Monday 6 April 2015

Exchange DAG Node down, Windows Cluster Service will not start

Problem: After a server reboot an Exchange DAG member is down, the Cluster Service Fails to start.

Unable to start the cluster service it terminates with the Event ID 7024

"The Cluster Service terminated with service-specific error cannot create a file when that file already exists." 


Error Messages in Event Log:



Service Control Manager Event ID 7001

The Cluster Service service depends on the Csv File System Driver service which failed to start because of the following error: 
The system cannot find the file specified.

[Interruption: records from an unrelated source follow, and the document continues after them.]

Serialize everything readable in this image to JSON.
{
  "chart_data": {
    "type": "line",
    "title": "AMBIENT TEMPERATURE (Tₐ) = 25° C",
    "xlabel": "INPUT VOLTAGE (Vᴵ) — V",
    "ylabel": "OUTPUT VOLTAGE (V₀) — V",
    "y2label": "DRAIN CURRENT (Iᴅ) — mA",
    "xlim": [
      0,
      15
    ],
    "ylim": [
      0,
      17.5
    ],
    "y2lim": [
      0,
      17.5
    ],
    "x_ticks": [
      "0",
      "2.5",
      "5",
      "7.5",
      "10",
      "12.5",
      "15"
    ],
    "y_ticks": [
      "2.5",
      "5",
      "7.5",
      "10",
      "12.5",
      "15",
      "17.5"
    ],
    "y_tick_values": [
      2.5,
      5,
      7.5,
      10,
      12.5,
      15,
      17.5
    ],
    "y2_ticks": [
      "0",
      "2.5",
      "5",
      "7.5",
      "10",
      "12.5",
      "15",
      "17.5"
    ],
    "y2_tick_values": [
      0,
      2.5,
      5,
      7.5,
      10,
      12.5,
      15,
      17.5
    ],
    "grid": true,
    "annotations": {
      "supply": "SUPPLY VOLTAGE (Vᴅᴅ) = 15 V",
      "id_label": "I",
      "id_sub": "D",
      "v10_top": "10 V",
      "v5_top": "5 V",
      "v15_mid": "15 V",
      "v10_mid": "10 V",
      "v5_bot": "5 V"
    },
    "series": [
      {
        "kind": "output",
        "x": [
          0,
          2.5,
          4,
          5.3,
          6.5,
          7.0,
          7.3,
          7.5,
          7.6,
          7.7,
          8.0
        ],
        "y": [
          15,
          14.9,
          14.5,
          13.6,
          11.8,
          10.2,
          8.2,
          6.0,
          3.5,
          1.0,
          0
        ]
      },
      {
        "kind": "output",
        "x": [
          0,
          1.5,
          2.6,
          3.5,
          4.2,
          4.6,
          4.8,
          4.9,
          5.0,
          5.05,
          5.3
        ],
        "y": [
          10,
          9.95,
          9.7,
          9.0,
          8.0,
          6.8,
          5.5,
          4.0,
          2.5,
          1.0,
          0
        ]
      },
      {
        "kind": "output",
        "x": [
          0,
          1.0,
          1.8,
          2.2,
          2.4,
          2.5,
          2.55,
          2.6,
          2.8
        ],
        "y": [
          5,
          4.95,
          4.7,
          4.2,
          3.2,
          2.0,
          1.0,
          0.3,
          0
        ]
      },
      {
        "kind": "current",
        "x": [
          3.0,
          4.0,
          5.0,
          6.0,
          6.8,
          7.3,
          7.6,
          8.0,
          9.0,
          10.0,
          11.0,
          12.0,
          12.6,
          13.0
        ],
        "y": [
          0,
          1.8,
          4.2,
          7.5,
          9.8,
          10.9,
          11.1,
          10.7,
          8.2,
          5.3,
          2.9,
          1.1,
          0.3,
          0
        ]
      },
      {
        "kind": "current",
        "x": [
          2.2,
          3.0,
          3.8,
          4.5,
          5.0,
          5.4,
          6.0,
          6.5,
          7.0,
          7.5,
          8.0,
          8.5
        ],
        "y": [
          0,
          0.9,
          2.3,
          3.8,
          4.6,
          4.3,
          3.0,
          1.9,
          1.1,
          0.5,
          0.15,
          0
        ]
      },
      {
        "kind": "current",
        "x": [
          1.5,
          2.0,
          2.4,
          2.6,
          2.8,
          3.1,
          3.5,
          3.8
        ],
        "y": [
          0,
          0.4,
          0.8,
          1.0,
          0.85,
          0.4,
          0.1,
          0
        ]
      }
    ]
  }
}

Service Control Manager Event ID 7000

The Csv File System Driver service failed to start due to the following error: 
The system cannot find the file specified.



MSExchangeRepl Event ID 4113

Database redundancy health check failed.
Database copy: DB_NAME
Redundancy count: 1

Error: Passive copy 'DB_NAME\EXCH_SERVER' is not UP according to clustering.


MSExchangeRepl Event ID 2060

The Microsoft Exchange Replication service encountered a transient error while attempting to start a replication instance for DB_NAME\EXCH_SERVER. The copy will be set to failed. Error: The NetworkManager has not yet been initialized. Check the event logs to determine the cause.




Solution:

Check Device Manager and the Microsoft Failover Cluster Virtual Adapter has a yellow exclamation mark (this is netft.sys)

“This device is not working properly because Windows cannot load the drivers required for this device. (Code 31)”

Need to remove the "Microsoft Failover Cluster Virtual Adapter" and reinstall it using the following steps: 

1. From Device Manager/Network adapters, click on View-->Show hidden devices and then uninstall "Microsoft Failover Cluster Virtual Adapter" 
2. Reboot the server for changes to take effect 
3. After reboot Open Device Manager/Network adapters 
4. From Action Menu Select “Add Legacy Hardware” and then click Next 
5. Select “Install the Hardware that I manually selected from a list (Advanced)” and click Next 
6. Select “Network Adapters” and then click Next 
7. Select “Microsoft” From the left pane and select “Microsoft Failover Cluster Virtual Adapter” from the right list 

8. Once the Adapter is added successfully you be able to start the cluster service successfully and let the DAG sync up the queue log files.

NOTE: If you reboot your server and issue comes back follow the same steps but disable IPv6 on the network adapters since it is not required when Exchange is not on a Domain Controller.